Sánchez: ni gestiona la tragedia sanitaria ni deja a las regiones que lo hagan

La "cogobernanza" ha sido la trampa del Gobierno para despreocuparse de su responsabilidad y obligar a las Comunidades a gestionar la pandemia maniatadas por los caprichos de Sanidad.

| ESdiario Editorial

 

Pedro Sánchez ha ordenado a la Abogacía del Estado recurrir la decisión de Castilla y León de adelantar a las 20 horas el toque de queda en la región, una medida desesperada que refleja el apogeo de la pandemia en la práctica totalidad de España, en cifras de contagio peores incluso que al principio de la trágica emergencia

La decisión es jurídicamente defendible, pero políticamente extravagante: si el vigente estado de alarma no faculta a los Gobiernos regionales a adoptar medidas que sin embargo pueden ser eficaces, lo que debe modificarse es el decreto que lo regula, y no la decisión adoptada.

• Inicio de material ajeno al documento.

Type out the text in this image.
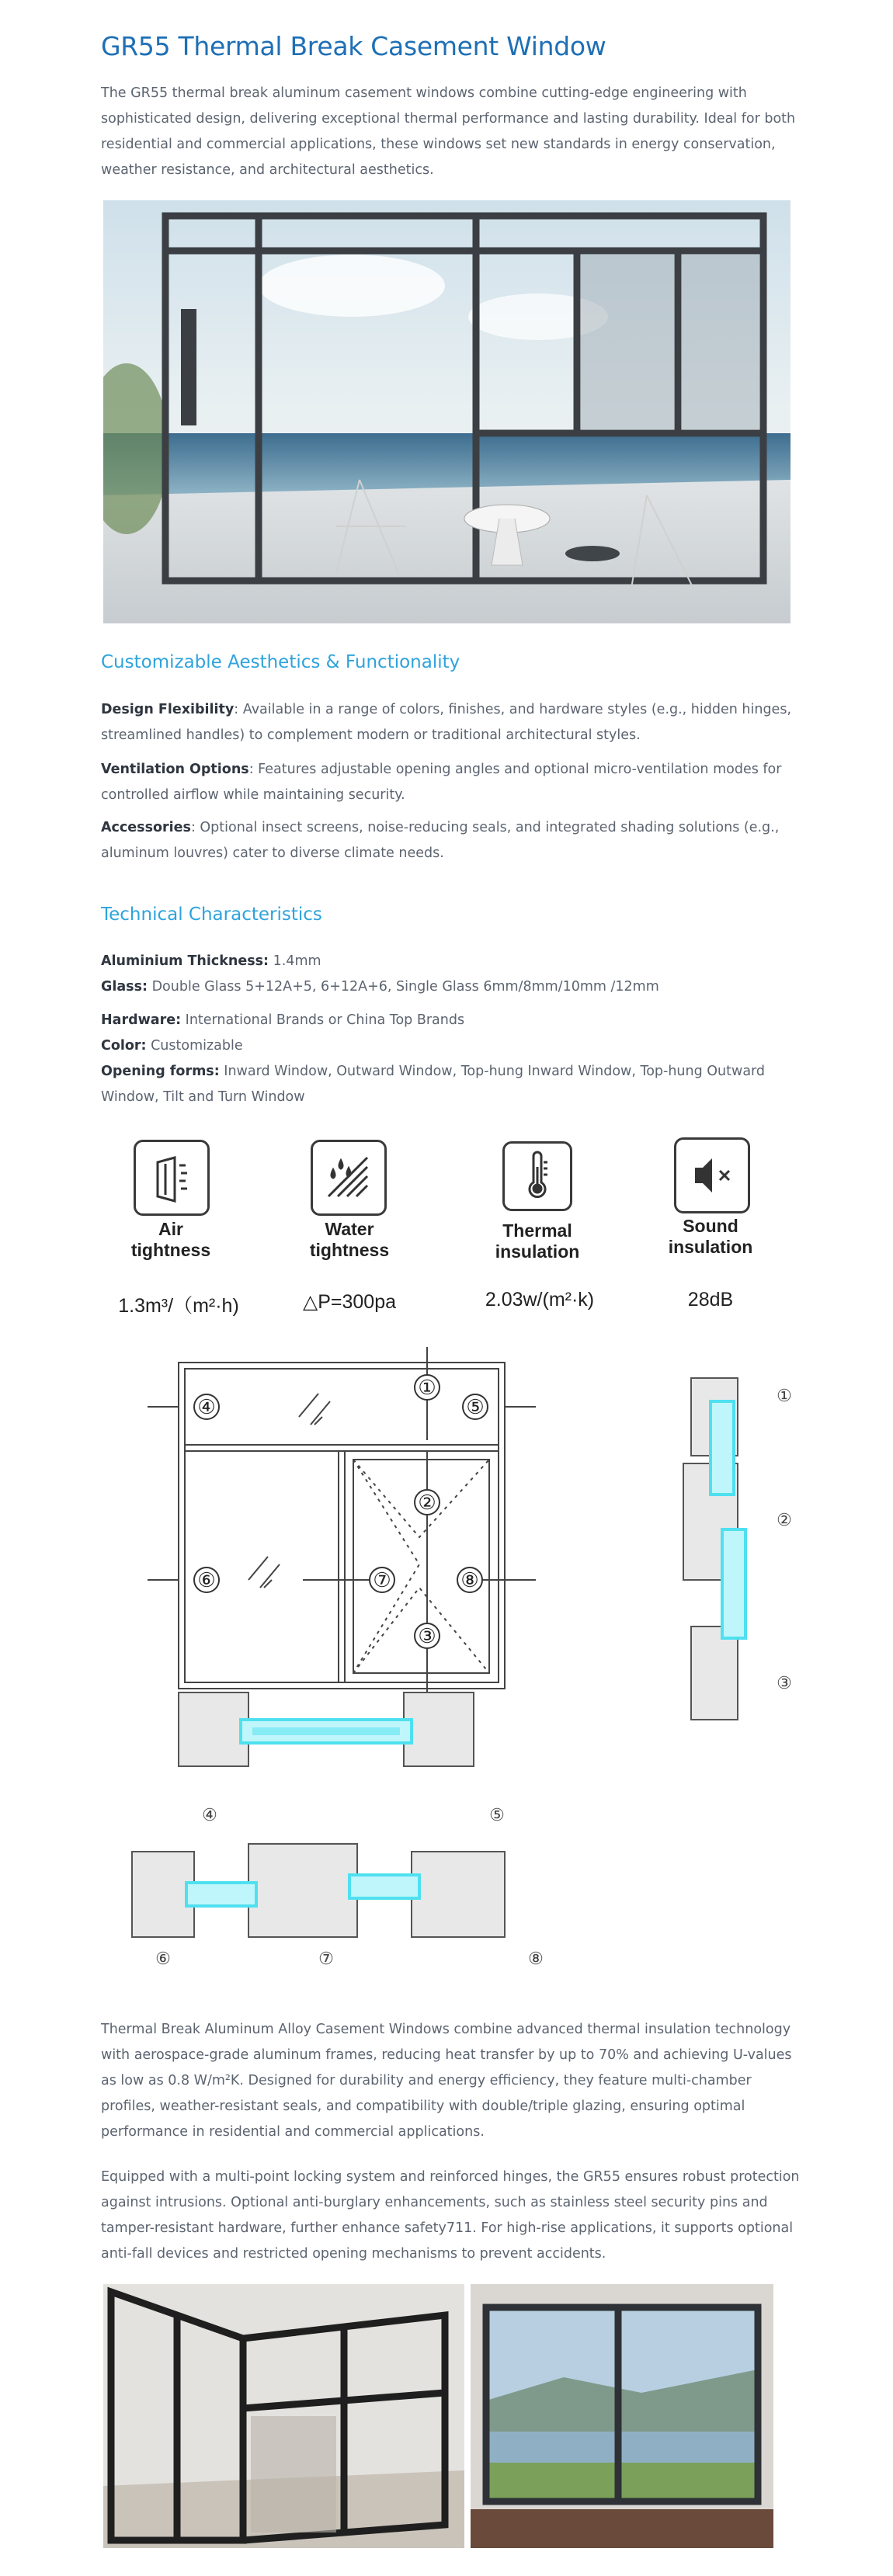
GR55 Thermal Break Casement Window

The GR55 thermal break aluminum casement windows combine cutting-edge engineering with sophisticated design, delivering exceptional thermal performance and lasting durability. Ideal for both residential and commercial applications, these windows set new standards in energy conservation, weather resistance, and architectural aesthetics.

Customizable Aesthetics & Functionality

Design Flexibility: Available in a range of colors, finishes, and hardware styles (e.g., hidden hinges, streamlined handles) to complement modern or traditional architectural styles.

Ventilation Options: Features adjustable opening angles and optional micro-ventilation modes for controlled airflow while maintaining security.

Accessories: Optional insect screens, noise-reducing seals, and integrated shading solutions (e.g., aluminum louvres) cater to diverse climate needs.

Technical Characteristics

Aluminium Thickness: 1.4mm

Glass: Double Glass 5+12A+5, 6+12A+6, Single Glass 6mm/8mm/10mm /12mm

Hardware: International Brands or China Top Brands

Color: Customizable

Opening forms: Inward Window, Outward Window, Top-hung Inward Window, Top-hung Outward Window, Tilt and Turn Window

Air
tightness
1.3m³/（m²·h)
Water
tightness
△P=300pa
Thermal
insulation
2.03w/(m²·k)
Sound
insulation
28dB
①
②
③
④	⑤
⑥	⑦	⑧
④	⑤
①
②
③
⑥	⑦	⑧

Thermal Break Aluminum Alloy Casement Windows combine advanced thermal insulation technology with aerospace-grade aluminum frames, reducing heat transfer by up to 70% and achieving U-values as low as 0.8 W/m²K. Designed for durability and energy efficiency, they feature multi-chamber profiles, weather-resistant seals, and compatibility with double/triple glazing, ensuring optimal performance in residential and commercial applications.

Equipped with a multi-point locking system and reinforced hinges, the GR55 ensures robust protection against intrusions. Optional anti-burglary enhancements, such as stainless steel security pins and tamper-resistant hardware, further enhance safety711. For high-rise applications, it supports optional anti-fall devices and restricted opening mechanisms to prevent accidents.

Para ello bastaría con algo tan simple como una reunión del Consejo de Ministros que ampliara a capacidad de maniobra de los Gobiernos autonómicos, abandonados por Moncloa desde que en verano convirtiera la "cogobernanza" es una lamentable excusa para despreocuparse de la pandemia, guardarse la última decisión y patrimonializar las buenas noticias, caso de la vacuna.

La cogobernanza es una trampa del Gobierno para omitir sus responsabilidades y maniatar a las regiones

Sorprende además que un Gobierno acostumbrado a estirar la ley, cuando no a saltársela, se ponga tan purista en un asunto de salud pública: despreciar así a Castilla y León, apelando a las normas, es obsceno en un Ejecutivo que ignora incluso los parámetros constitucionales para tramitar indultos, asaltar el Podemos Judicial o ignorar resoluciones en su contra del Consejo de Transparencia o de la Audiencia Nacional. 

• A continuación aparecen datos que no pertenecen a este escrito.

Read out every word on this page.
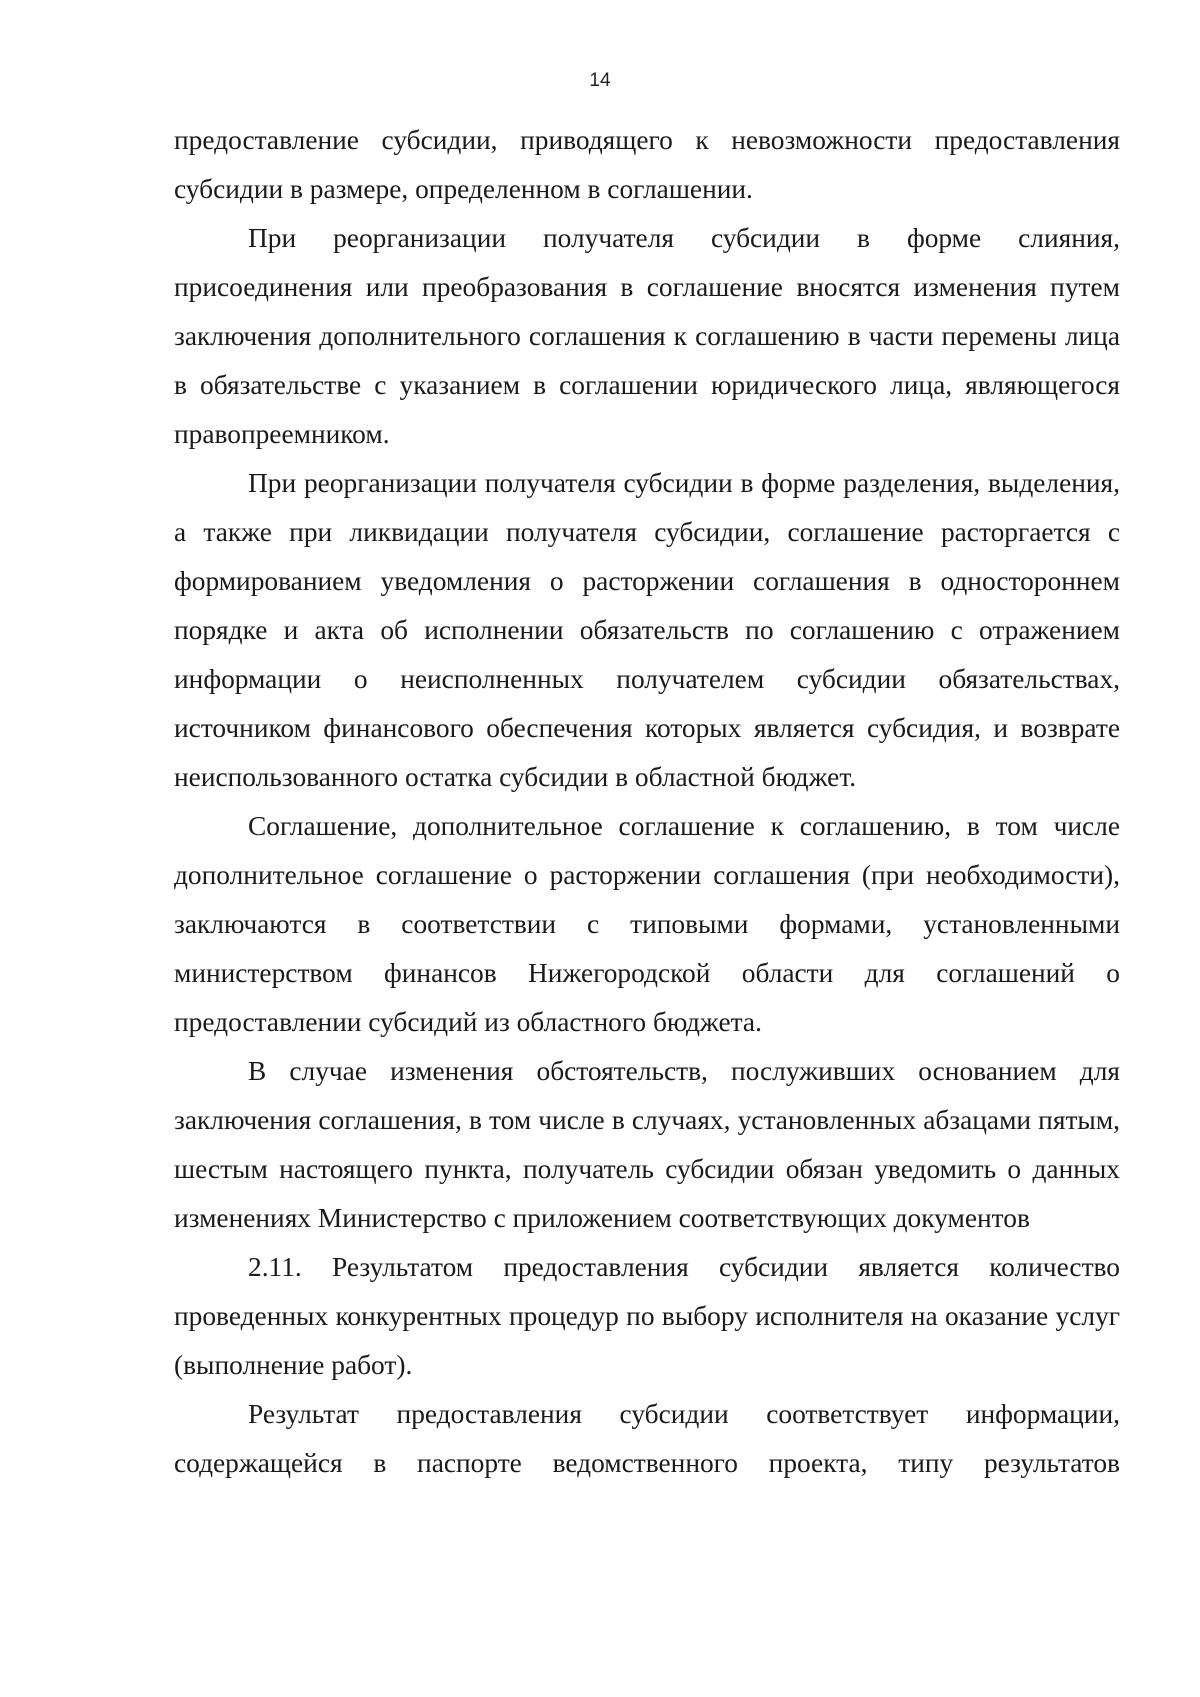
14

предоставление субсидии, приводящего к невозможности предоставления субсидии в размере, определенном в соглашении.

При реорганизации получателя субсидии в форме слияния, присоединения или преобразования в соглашение вносятся изменения путем заключения дополнительного соглашения к соглашению в части перемены лица в обязательстве с указанием в соглашении юридического лица, являющегося правопреемником.

При реорганизации получателя субсидии в форме разделения, выделения, а также при ликвидации получателя субсидии, соглашение расторгается с формированием уведомления о расторжении соглашения в одностороннем порядке и акта об исполнении обязательств по соглашению с отражением информации о неисполненных получателем субсидии обязательствах, источником финансового обеспечения которых является субсидия, и возврате неиспользованного остатка субсидии в областной бюджет.

Соглашение, дополнительное соглашение к соглашению, в том числе дополнительное соглашение о расторжении соглашения (при необходимости), заключаются в соответствии с типовыми формами, установленными министерством финансов Нижегородской области для соглашений о предоставлении субсидий из областного бюджета.

В случае изменения обстоятельств, послуживших основанием для заключения соглашения, в том числе в случаях, установленных абзацами пятым, шестым настоящего пункта, получатель субсидии обязан уведомить о данных изменениях Министерство с приложением соответствующих документов

2.11. Результатом предоставления субсидии является количество проведенных конкурентных процедур по выбору исполнителя на оказание услуг (выполнение работ).

Результат предоставления субсидии соответствует информации, содержащейся в паспорте ведомственного проекта, типу результатов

Y escandaliza constatar, una vez más, la dureza y el desprecio con que Sánchez trata a comunidades de color adverso, caso de Madrid y Castilla y León; mientras mira para otro lado o ensancha artificialmente las líneas rojas legales par atender sus compromisos personales con los partidos dominantes en Cataluña y el País Vasco o con el suyo propio en Navarra, Baleares o Extremadura. 

La politización general de un problema tan grave de salud pública demuestra también las consecuencias de carecer de un verdadero Comité de Expertos y el despropósito de mantener al frente del Ministerio de Sanidad a Salvador Illa, un ministro incompetente que además ahora es sospechoso de condicionar toda su gestión a su condición de candidato en Cataluña.